Felix Gonzalez Torres: Perfect Lovers

 I’ve had a lot of people tell me that my tattoo of the clock drawings from Felix’s letter to Ross (which later became the template for Perfect Lovers’s physical execution) was depressing. But I’m just not sure that it’s being read the right way.

Untitled (Perfect Lovers)

Perfect Lovers presents two homogenous objects (clocks) that start off identical and are typically read as one single form, but whose forms slowly change from identical to perhaps symmetrical, to asymmetrical. (For the clocks in Perfect Lovers, one’s battery gives first and begins to slowly unwind). 

The work surfacely is read as a metaphor for death; two objects (surrogates for two lives) start together in love. The time set represents an epoch, where the two clocks are synchronized to the exact time, that ultimately serves as a metaphor for the beginning of their relationship. Then, however, as the clocks continue to work, one begins to lose power first as the battery slowly dies. The metaphor here is obvious: one of the lovers dies (whether of natural causes, illness, accident, what have you). Torres’ biographical life would inform and confirm this narrative: He had a lover, Ross, who slowly died of AIDS.
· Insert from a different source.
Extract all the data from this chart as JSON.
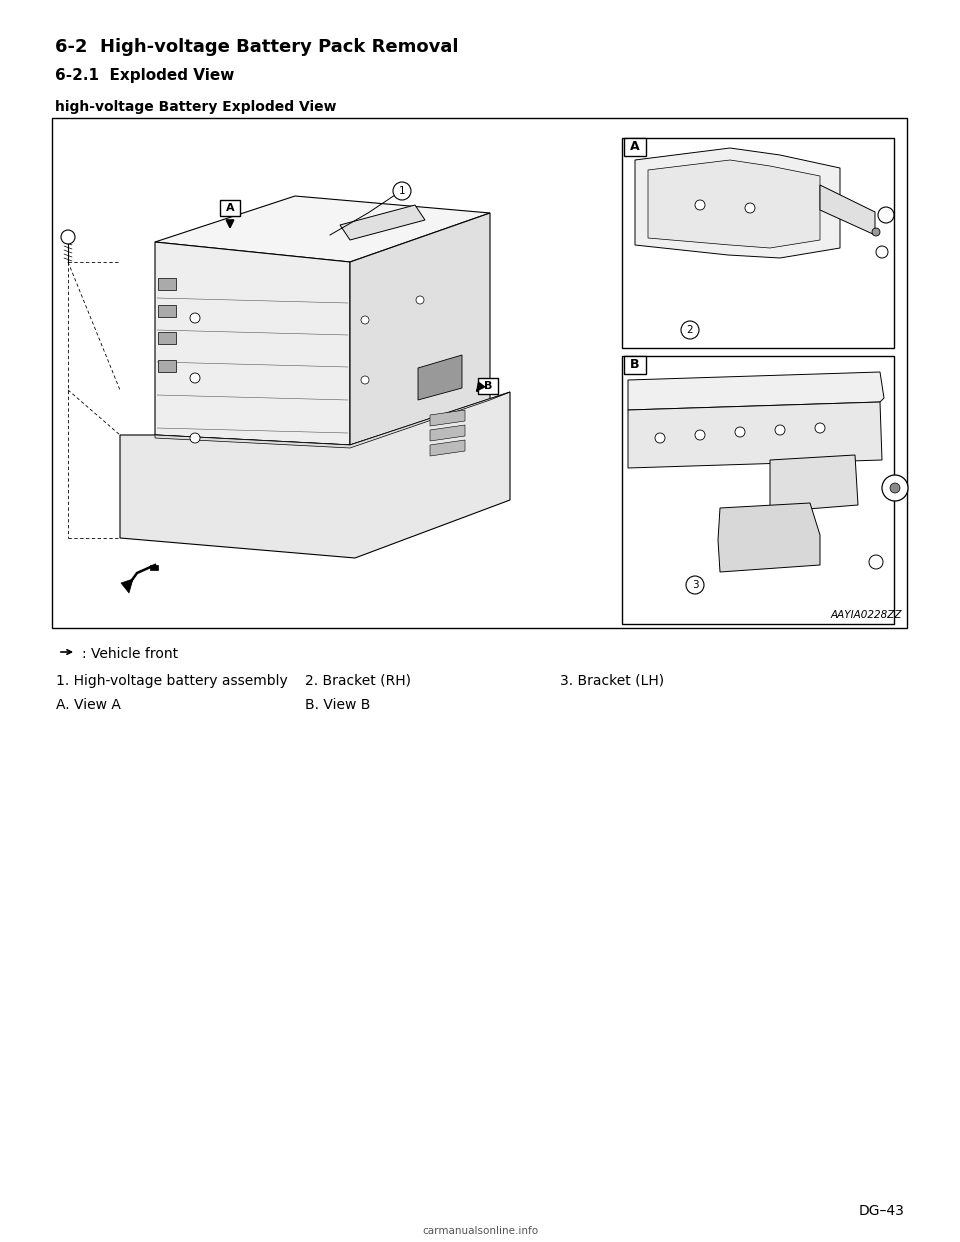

However, it remains unrealized to many that the work is representative of both measured and unmeasured time. That is, the clocks, when working, properly measure time, but slowly lose that ability as the battery winds down and remains unchanged. Clocks fall behind by seconds, to minutes, to hours behind and slowly it is realized that they may have not accounted for larger units of time, like days, weeks, months, and even years, depending on how long the battery has remained unchanged. Yes, this “loss of time” can be seen as a metaphor for death, in terms of the body’s eventual breakdown and subsequent loss of time in a very literal way. It could also be used as a metaphor for how little time makes a difference to love. This unmeasured time implies a lack of change and accountability; that is, it wouldn’t matter if the loss occurred a day or a year ago, the love was the same, because the dead are unaffected by time. In this statement, FGT is affirming that like the dead, love operates outside of time’s restraints. It’s not about defying death in a heroic act as much as it is about displacing current definitions of living and dead and their distinctions. That is to say, these aspects of living and dying are not as separate and distinct as we originally are told.